Rationale: The majority of antibiotic use in the dairy industry is for intramammary infections (IMI), with a large portion of this aimed at treating and preventing IMI during the dry period (Lam et al., 2102). During dry off, formation of the teat-canal keratin plug plays an important role in susceptibility to IMI (Huxley et al., 2002), but there is wide variation between cows on time to complete closure of the teat-canal, or indeed if closure occurs at all (Dingwell et al., 2003). In heifers, pre-partum IMI is an important risk factor for the development of clinical mastitis in early lactation, and the impact of this disease on future udder health and productivity is far greater than in multiparous animals (Piepers et al., 2009). Moreover, the incidence of clinical mastitis at freshening in heifers is roughly double that of multiparous cows (Ali Naqvi et al., 2018).

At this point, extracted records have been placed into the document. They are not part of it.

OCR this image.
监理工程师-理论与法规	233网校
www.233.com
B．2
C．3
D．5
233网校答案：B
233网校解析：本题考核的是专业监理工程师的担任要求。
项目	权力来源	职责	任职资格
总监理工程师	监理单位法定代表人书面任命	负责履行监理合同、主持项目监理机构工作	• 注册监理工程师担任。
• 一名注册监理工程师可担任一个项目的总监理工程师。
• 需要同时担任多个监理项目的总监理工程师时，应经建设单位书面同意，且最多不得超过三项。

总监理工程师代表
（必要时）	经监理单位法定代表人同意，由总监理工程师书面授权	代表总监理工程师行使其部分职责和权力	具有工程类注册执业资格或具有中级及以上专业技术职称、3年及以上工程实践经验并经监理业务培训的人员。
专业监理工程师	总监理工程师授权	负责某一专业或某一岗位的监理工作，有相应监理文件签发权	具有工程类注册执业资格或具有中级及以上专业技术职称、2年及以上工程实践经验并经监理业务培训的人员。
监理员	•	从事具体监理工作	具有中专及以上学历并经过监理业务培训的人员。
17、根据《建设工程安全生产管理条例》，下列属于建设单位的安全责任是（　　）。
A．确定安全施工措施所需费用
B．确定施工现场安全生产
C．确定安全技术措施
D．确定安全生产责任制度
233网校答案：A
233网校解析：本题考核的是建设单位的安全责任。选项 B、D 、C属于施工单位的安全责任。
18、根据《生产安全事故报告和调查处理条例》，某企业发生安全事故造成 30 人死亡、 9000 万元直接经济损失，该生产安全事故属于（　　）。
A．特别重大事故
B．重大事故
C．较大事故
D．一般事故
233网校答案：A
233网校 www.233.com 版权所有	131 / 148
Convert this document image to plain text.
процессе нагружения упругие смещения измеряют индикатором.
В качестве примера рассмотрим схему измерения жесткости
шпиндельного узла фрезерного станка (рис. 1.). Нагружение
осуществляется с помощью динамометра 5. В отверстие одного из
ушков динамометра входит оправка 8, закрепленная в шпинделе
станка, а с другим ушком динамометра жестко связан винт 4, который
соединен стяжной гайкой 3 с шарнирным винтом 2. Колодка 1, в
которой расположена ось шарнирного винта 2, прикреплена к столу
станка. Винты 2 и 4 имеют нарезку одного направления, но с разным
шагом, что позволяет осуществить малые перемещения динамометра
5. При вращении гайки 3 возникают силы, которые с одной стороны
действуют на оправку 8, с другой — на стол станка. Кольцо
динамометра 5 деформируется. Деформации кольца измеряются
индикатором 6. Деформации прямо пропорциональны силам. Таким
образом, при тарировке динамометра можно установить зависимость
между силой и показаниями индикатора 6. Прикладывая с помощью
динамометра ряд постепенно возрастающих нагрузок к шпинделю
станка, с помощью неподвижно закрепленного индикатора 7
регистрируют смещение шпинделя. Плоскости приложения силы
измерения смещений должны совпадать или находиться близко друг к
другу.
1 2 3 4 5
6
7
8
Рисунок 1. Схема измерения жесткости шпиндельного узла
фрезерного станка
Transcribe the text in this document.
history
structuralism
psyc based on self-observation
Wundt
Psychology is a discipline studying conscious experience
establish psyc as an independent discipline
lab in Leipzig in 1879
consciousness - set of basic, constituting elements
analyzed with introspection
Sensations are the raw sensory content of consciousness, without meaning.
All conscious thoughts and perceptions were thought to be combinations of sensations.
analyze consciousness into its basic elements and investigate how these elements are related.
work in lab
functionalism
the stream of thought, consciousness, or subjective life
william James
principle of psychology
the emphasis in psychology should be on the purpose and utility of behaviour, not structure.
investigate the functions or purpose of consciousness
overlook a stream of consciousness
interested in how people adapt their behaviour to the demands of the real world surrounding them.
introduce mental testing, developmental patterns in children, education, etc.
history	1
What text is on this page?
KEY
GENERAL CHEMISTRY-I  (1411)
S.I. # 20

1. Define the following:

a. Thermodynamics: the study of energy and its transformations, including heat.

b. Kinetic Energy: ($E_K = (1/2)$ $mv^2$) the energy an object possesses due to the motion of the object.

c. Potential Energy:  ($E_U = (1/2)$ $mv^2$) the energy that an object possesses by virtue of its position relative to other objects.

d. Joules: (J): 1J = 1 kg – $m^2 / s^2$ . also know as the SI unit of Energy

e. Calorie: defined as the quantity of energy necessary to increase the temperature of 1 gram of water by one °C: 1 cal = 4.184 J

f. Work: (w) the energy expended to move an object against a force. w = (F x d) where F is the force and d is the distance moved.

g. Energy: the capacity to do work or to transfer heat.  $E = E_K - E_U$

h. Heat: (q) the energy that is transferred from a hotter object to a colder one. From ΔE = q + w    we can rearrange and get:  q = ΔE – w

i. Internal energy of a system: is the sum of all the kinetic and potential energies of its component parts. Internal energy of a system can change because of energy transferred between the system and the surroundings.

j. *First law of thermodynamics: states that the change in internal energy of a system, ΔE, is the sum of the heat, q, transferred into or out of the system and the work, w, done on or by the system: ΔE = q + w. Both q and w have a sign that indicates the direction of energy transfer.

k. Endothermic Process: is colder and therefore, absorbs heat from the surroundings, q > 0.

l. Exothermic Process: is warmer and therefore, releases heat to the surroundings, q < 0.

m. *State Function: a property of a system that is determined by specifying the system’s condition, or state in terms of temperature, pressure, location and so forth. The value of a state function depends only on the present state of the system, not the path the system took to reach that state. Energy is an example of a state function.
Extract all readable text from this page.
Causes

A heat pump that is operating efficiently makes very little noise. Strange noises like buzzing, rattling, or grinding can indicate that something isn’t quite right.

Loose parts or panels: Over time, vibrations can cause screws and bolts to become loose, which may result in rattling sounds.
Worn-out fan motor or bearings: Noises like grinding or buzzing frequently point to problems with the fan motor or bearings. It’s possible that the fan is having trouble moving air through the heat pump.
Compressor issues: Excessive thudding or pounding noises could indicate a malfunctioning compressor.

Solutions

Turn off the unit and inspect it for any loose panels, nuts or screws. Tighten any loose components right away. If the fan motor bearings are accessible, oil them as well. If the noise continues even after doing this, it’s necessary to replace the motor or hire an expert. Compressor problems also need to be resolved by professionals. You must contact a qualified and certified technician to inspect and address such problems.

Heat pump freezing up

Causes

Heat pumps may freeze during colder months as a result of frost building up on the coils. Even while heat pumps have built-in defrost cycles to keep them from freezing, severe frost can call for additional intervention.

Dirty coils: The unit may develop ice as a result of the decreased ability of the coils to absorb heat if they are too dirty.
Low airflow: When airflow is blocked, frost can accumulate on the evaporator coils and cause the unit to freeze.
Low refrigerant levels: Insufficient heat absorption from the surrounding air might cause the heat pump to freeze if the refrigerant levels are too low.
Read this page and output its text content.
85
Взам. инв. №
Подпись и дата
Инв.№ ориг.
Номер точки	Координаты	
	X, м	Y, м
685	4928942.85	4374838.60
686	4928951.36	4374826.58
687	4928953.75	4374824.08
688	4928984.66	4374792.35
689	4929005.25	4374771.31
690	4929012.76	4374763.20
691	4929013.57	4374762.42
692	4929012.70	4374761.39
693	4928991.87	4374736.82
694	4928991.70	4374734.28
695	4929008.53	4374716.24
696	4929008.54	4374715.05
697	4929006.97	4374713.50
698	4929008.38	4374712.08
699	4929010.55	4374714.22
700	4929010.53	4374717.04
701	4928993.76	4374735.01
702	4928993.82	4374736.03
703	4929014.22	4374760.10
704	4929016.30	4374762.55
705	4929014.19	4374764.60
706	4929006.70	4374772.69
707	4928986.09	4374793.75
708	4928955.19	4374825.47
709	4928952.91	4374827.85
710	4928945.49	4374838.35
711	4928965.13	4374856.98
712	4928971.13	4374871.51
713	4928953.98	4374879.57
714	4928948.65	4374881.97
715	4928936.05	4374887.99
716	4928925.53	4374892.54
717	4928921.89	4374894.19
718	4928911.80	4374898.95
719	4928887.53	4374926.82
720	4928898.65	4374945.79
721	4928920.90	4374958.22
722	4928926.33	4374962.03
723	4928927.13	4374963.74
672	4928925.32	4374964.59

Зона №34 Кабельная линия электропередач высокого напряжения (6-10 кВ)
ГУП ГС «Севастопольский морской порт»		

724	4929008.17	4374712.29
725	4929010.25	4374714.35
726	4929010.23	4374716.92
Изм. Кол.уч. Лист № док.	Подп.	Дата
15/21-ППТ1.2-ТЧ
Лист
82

Teat sealants provide a non-antibiotic strategy to prevent IMI in the pre-calving period, which is of increasing importance due to concern for antimicrobial use and its relationship with the development of antimicrobial resistance (WHO, 2015). Understanding the efficacy of these products is essential to optimizing their use in order to decrease reliance on antibiotics for both treatment and prevention. Systematic reviews of randomized controlled trials in these areas will yield the highest level of evidence for efficacy of treatment under field conditions (Sargeant and O’Connor, 2014). Establishing the efficacy of teat sealants at dry-off, and pre-partum in heifers, to reduce the incidence of both clinical mastitis and/or IMI, will serve to improve decision makers’ ability to engage in effective stewardship of antibiotics thorough the strategic use of non-antibiotic alternatives.